The stone was unearthed at the foot of the western face of the Templo Mayor, the Aztecs' main religious site. Matos said it was found in the same spot where the Aztecs are believed to have cremated their leaders and buried their ashes in funerary jars.
Researchers have spent more than a month removing dirt and stones covering the 13-foot monolith, and hope to begin excavating the fractured stone itself to explore a shallow pit that lies beneath it.
Carvings on the stone show the Aztec god of the earth, Tlaltecuhtli, who is depicted as a woman with huge claws, a stream of blood flowing into her mouth as she squats to give birth. Tlaltecuhtli was believed to devour the dead and then give them new life.

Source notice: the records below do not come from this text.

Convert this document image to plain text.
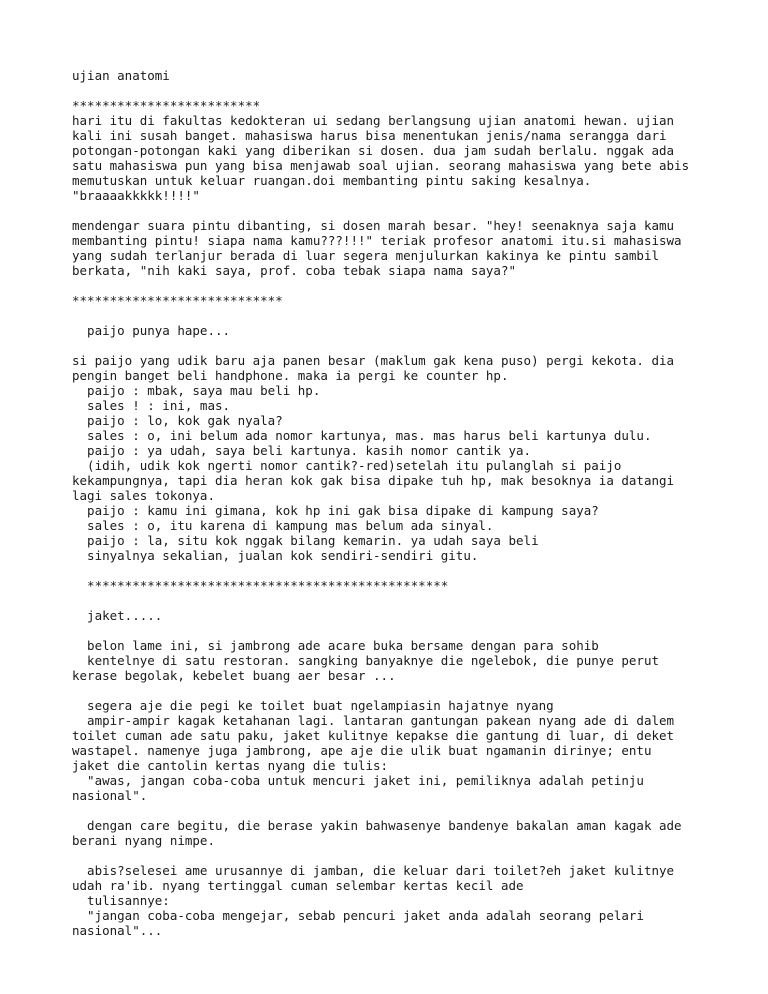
ujian anatomi
*************************
hari itu di fakultas kedokteran ui sedang berlangsung ujian anatomi hewan. ujian
kali ini susah banget. mahasiswa harus bisa menentukan jenis/nama serangga dari
potongan-potongan kaki yang diberikan si dosen. dua jam sudah berlalu. nggak ada
satu mahasiswa pun yang bisa menjawab soal ujian. seorang mahasiswa yang bete abis
memutuskan untuk keluar ruangan.doi membanting pintu saking kesalnya.
"braaaakkkkk!!!!"
mendengar suara pintu dibanting, si dosen marah besar. "hey! seenaknya saja kamu
membanting pintu! siapa nama kamu???!!!" teriak profesor anatomi itu.si mahasiswa
yang sudah terlanjur berada di luar segera menjulurkan kakinya ke pintu sambil
berkata, "nih kaki saya, prof. coba tebak siapa nama saya?"
****************************
paijo punya hape...
si paijo yang udik baru aja panen besar (maklum gak kena puso) pergi kekota. dia
pengin banget beli handphone. maka ia pergi ke counter hp.
paijo : mbak, saya mau beli hp.
sales ! : ini, mas.
paijo : lo, kok gak nyala?
sales : o, ini belum ada nomor kartunya, mas. mas harus beli kartunya dulu.
paijo : ya udah, saya beli kartunya. kasih nomor cantik ya.
(idih, udik kok ngerti nomor cantik?-red)setelah itu pulanglah si paijo
kekampungnya, tapi dia heran kok gak bisa dipake tuh hp, mak besoknya ia datangi
lagi sales tokonya.
paijo : kamu ini gimana, kok hp ini gak bisa dipake di kampung saya?
sales : o, itu karena di kampung mas belum ada sinyal.
paijo : la, situ kok nggak bilang kemarin. ya udah saya beli
sinyalnya sekalian, jualan kok sendiri-sendiri gitu.
************************************************
jaket.....
belon lame ini, si jambrong ade acare buka bersame dengan para sohib
kentelnye di satu restoran. sangking banyaknye die ngelebok, die punye perut
kerase begolak, kebelet buang aer besar ...
segera aje die pegi ke toilet buat ngelampiasin hajatnye nyang
ampir-ampir kagak ketahanan lagi. lantaran gantungan pakean nyang ade di dalem
toilet cuman ade satu paku, jaket kulitnye kepakse die gantung di luar, di deket
wastapel. namenye juga jambrong, ape aje die ulik buat ngamanin dirinye; entu
jaket die cantolin kertas nyang die tulis:
"awas, jangan coba-coba untuk mencuri jaket ini, pemiliknya adalah petinju
nasional".
dengan care begitu, die berase yakin bahwasenye bandenye bakalan aman kagak ade
berani nyang nimpe.
abis?selesei ame urusannye di jamban, die keluar dari toilet?eh jaket kulitnye
udah ra'ib. nyang tertinggal cuman selembar kertas kecil ade
tulisannye:
"jangan coba-coba mengejar, sebab pencuri jaket anda adalah seorang pelari
nasional"...
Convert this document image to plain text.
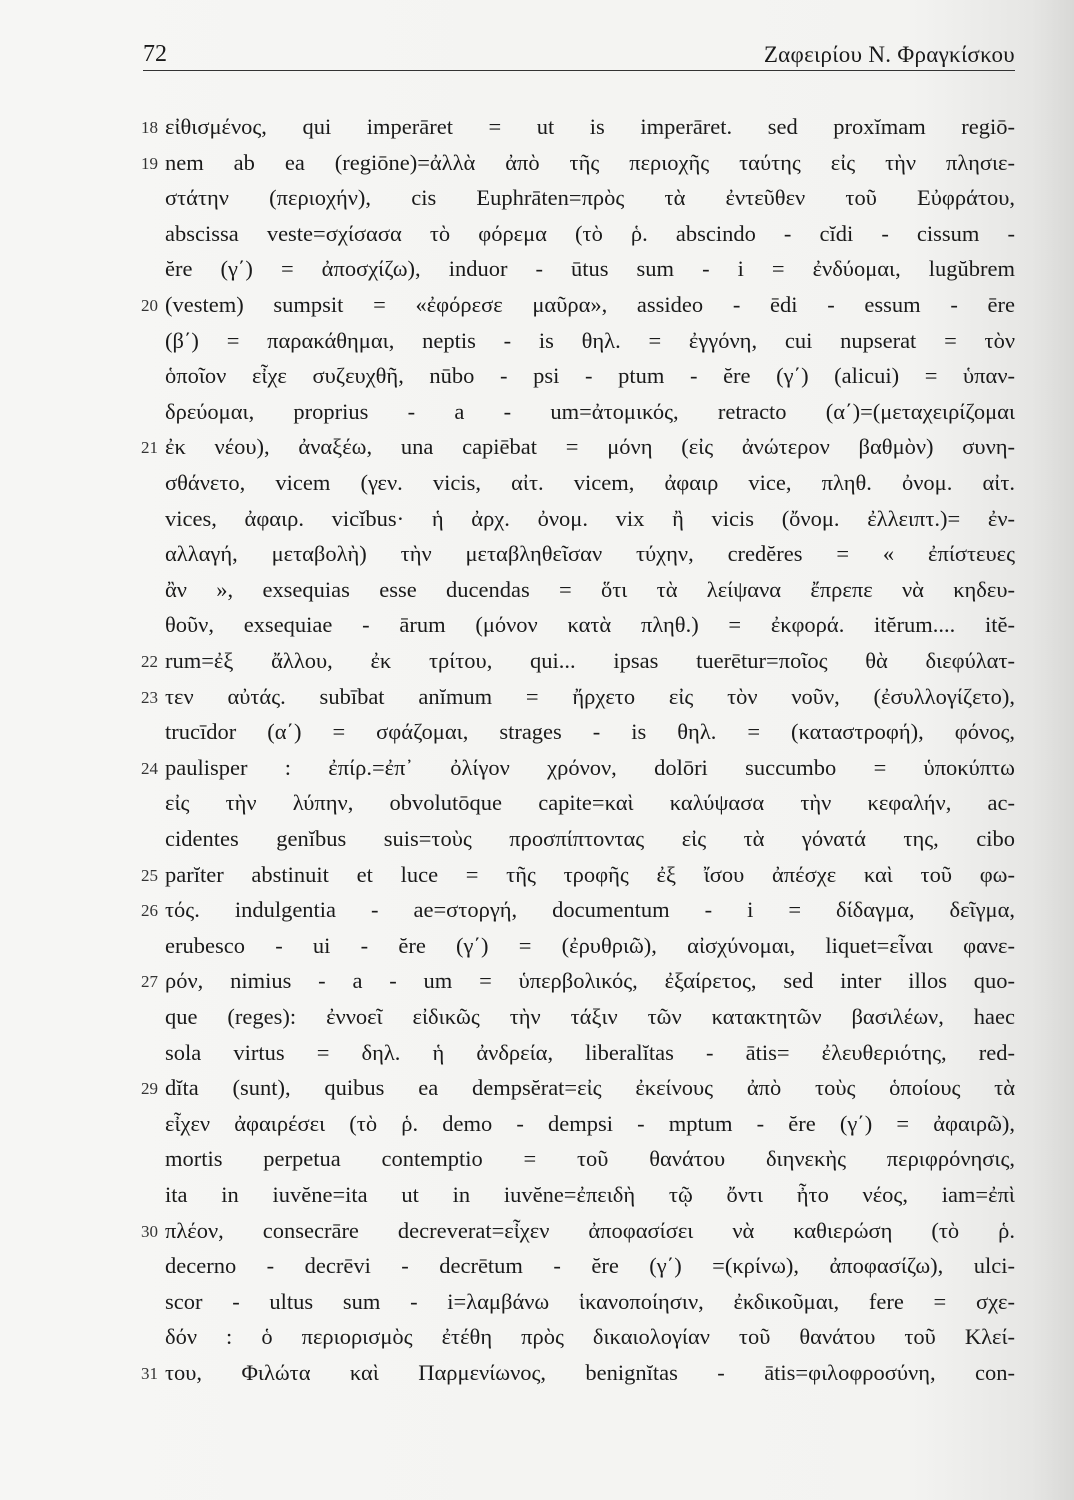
72	Ζαφειρίου Ν. Φραγκίσκου
18 εἰθισμένος, qui imperāret = ut is imperāret. sed proxĭmam regiō-
19 nem ab ea (regiōne)=ἀλλὰ ἀπὸ τῆς περιοχῆς ταύτης εἰς τὴν πλησιε-
στάτην (περιοχήν), cis Euphrāten=πρὸς τὰ ἐντεῦθεν τοῦ Εὐφράτου,
abscissa veste=σχίσασα τὸ φόρεμα (τὸ ῥ. abscindo - cĭdi - cissum -
ĕre (γ΄) = ἀποσχίζω), induor - ūtus sum - i = ἐνδύομαι, lugŭbrem
20 (vestem) sumpsit = «ἐφόρεσε μαῦρα», assideo - ēdi - essum - ēre
(β΄) = παρακάθημαι, neptis - is θηλ. = ἐγγόνη, cui nupserat = τὸν
ὁποῖον εἶχε συζευχθῆ, nūbo - psi - ptum - ĕre (γ΄) (alicui) = ὑπαν-
δρεύομαι, proprius - a - um=ἀτομικός, retracto (α΄)=(μεταχειρίζομαι
21 ἐκ νέου), ἀναξέω, una capiēbat = μόνη (εἰς ἀνώτερον βαθμὸν) συνη-
σθάνετο, vicem (γεν. vicis, αἰτ. vicem, ἀφαιρ vice, πληθ. ὀνομ. αἰτ.
vices, ἀφαιρ. vicĭbus· ἡ ἀρχ. ὀνομ. vix ἢ vicis (ὄνομ. ἐλλειπτ.)= ἐν-
αλλαγή, μεταβολὴ) τὴν μεταβληθεῖσαν τύχην, credĕres = « ἐπίστευες
ἂν », exsequias esse ducendas = ὅτι τὰ λείψανα ἔπρεπε νὰ κηδευ-
θοῦν, exsequiae - ārum (μόνον κατὰ πληθ.) = ἐκφορά. itĕrum.... itĕ-
22 rum=ἐξ ἄλλου, ἐκ τρίτου, qui... ipsas tuerētur=ποῖος θὰ διεφύλατ-
23 τεν αὐτάς. subībat anĭmum = ἤρχετο εἰς τὸν νοῦν, (ἐσυλλογίζετο),
trucīdor (α΄) = σφάζομαι, strages - is θηλ. = (καταστροφή), φόνος,
24 paulisper : ἐπίρ.=ἐπ᾽ ὀλίγον χρόνον, dolōri succumbo = ὑποκύπτω
εἰς τὴν λύπην, obvolutōque capite=καὶ καλύψασα τὴν κεφαλήν, ac-
cidentes genĭbus suis=τοὺς προσπίπτοντας εἰς τὰ γόνατά της, cibo
25 parĭter abstinuit et luce = τῆς τροφῆς ἐξ ἴσου ἀπέσχε καὶ τοῦ φω-
26 τός. indulgentia - ae=στοργή, documentum - i = δίδαγμα, δεῖγμα,
erubesco - ui - ĕre (γ΄) = (ἐρυθριῶ), αἰσχύνομαι, liquet=εἶναι φανε-
27 ρόν, nimius - a - um = ὑπερβολικός, ἐξαίρετος, sed inter illos quo-
que (reges): ἐννοεῖ εἰδικῶς τὴν τάξιν τῶν κατακτητῶν βασιλέων, haec
sola virtus = δηλ. ἡ ἀνδρεία, liberalĭtas - ātis= ἐλευθεριότης, red-
29 dĭta (sunt), quibus ea dempsĕrat=εἰς ἐκείνους ἀπὸ τοὺς ὁποίους τὰ
εἶχεν ἀφαιρέσει (τὸ ῥ. demo - dempsi - mptum - ĕre (γ΄) = ἀφαιρῶ),
mortis perpetua contemptio = τοῦ θανάτου διηνεκὴς περιφρόνησις,
ita in iuvĕne=ita ut in iuvĕne=ἐπειδὴ τῷ ὄντι ἦτο νέος, iam=ἐπὶ
30 πλέον, consecrāre decreverat=εἶχεν ἀποφασίσει νὰ καθιερώση (τὸ ῥ.
decerno - decrēvi - decrētum - ĕre (γ΄) =(κρίνω), ἀποφασίζω), ulci-
scor - ultus sum - i=λαμβάνω ἱκανοποίησιν, ἐκδικοῦμαι, fere = σχε-
δόν : ὁ περιορισμὸς ἐτέθη πρὸς δικαιολογίαν τοῦ θανάτου τοῦ Κλεί-
31 του, Φιλώτα καὶ Παρμενίωνος, benignĭtas - ātis=φιλοφροσύνη, con-
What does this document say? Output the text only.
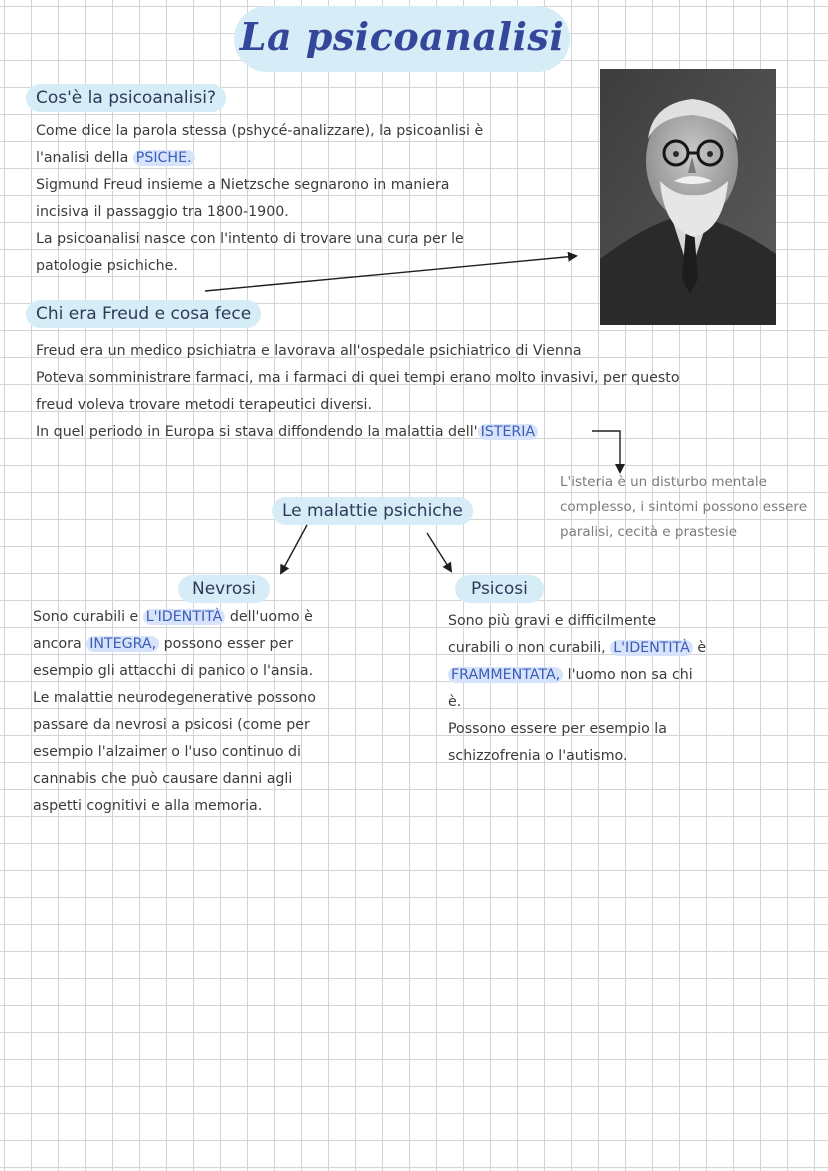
La psicoanalisi
Cos'è la psicoanalisi?
Come dice la parola stessa (pshycé-analizzare), la psicoanlisi è
l'analisi della PSICHE.
Sigmund Freud insieme a Nietzsche segnarono in maniera
incisiva il passaggio tra 1800-1900.
La psicoanalisi nasce con l'intento di trovare una cura per le
patologie psichiche.
Chi era Freud e cosa fece
Freud era un medico psichiatra e lavorava all'ospedale psichiatrico di Vienna
Poteva somministrare farmaci, ma i farmaci di quei tempi erano molto invasivi, per questo
freud voleva trovare metodi terapeutici diversi.
In quel periodo in Europa si stava diffondendo la malattia dell' ISTERIA
L'isteria è un disturbo mentale
complesso, i sintomi possono essere
paralisi, cecità e prastesie
Le malattie psichiche
Nevrosi
Sono curabili e L'IDENTITÀ dell'uomo è
ancora INTEGRA, possono esser per
esempio gli attacchi di panico o l'ansia.
Le malattie neurodegenerative possono
passare da nevrosi a psicosi (come per
esempio l'alzaimer o l'uso continuo di
cannabis che può causare danni agli
aspetti cognitivi e alla memoria.
Psicosi
Sono più gravi e difficilmente
curabili o non curabili, L'IDENTITÀ è
FRAMMENTATA, l'uomo non sa chi
è.
Possono essere per esempio la
schizzofrenia o l'autismo.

The god was so fearsome the Aztecs normally buried depictions of her face down in the earth. However, this one was found face-up, covered by a layer of stone and mortar placed by the Aztecs.
In the claw of her right foot, the god holds a rabbit and ten dots, indicating the date "10 Rabbit," or 1502 — the year of Ahuizotl's death.
The site may also hold the key to why more Aztec imperial burials have not been found; the Ahuizotl burial site — if it is that — was apparently covered by paving even in Aztec times.
The Spaniards then built houses on the site, the last of which was damaged in an earthquake and torn down in 1993.
In recent years, minor excavations on the edge of the site revealed the first steps leading up to the Templo Mayor pyramid.
It was only accidentally, as they cleared a pedestrian walkway for viewing that staircase, that archaeologists stumbled on the monolith a few yards to the west.
Although the Aztecs founded Mexico City in 1325, they did not establish their empire and begin conquering their neighbors until 1427.
Once the pit has been explored, the stone — fractured by the weight of the buildings that stood on top of it — will be reassembled and replaced in its original spot.